What does the Family Court have to look at when making decisions about a child?
2 minute read
When the Family Court makes any decision relating to a child, the child’s welfare must always be the court’s ‘paramount consideration’. This is known as the welfare principle. Or the paramountcy principle. It means the court needs to think what is in the child’s best interests when it makes decisions (see section 1 (1) of the Children Act 1989.
To help work out what is in a child’s best interests, the court must use the welfare checklist. This is set out at section 1 (3) of the Children Act 1989.
The checklist says that the Family Court must take into account:
- The child’s wishes and feelings (bearing in mind the child’s age and understanding)
- The child’s needs (physical, emotional and educational)

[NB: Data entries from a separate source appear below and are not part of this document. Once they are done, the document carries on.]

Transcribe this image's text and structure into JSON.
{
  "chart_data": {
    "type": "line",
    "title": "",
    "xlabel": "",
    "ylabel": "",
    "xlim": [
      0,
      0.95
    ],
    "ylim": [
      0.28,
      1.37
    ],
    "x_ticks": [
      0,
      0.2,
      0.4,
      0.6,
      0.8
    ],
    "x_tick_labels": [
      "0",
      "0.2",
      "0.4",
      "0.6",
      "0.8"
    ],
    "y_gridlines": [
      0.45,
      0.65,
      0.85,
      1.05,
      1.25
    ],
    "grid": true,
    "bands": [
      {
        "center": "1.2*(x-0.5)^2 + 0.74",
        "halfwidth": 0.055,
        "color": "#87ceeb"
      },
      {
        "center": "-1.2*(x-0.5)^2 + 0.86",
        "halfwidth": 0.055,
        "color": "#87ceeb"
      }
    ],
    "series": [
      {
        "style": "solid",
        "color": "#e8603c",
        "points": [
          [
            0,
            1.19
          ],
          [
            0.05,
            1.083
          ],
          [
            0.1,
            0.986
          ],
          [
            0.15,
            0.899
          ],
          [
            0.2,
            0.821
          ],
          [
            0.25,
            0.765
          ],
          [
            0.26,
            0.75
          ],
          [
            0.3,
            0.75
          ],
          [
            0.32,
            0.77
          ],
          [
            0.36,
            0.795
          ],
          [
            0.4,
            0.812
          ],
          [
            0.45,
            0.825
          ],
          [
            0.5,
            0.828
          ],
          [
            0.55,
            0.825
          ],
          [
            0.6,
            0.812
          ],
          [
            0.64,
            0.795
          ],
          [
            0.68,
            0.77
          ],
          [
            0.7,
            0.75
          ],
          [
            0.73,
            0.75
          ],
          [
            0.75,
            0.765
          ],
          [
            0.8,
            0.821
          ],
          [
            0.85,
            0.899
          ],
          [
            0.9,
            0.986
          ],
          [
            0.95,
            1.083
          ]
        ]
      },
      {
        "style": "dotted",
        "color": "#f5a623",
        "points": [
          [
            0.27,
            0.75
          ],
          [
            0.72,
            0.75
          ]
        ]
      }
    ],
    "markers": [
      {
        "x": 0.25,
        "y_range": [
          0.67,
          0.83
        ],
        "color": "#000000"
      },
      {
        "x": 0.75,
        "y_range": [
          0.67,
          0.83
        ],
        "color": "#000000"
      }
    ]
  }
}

- The likely effect on the child of any changes in their circumstances
- The child’s age, sex and background (and any other relevant characteristics)
- Any harm the child has suffered (or any risk of harm)
- The parents’ ability to meet the child’s needs
- All the powers the Family Court has.
To understand the child’s wishes and feelings the court should draw on information from:
- The child’s social worker
- The children’s guardian
- Family members
- And the child more directly (depending on their age).
When the Family Court is asked to make any kind of order about a child’s life under the Children Act 1989, it must ask whether an order is needed. Or whether the plans the court has decided, or agreed, are right for the child can still be put in place without an order being made.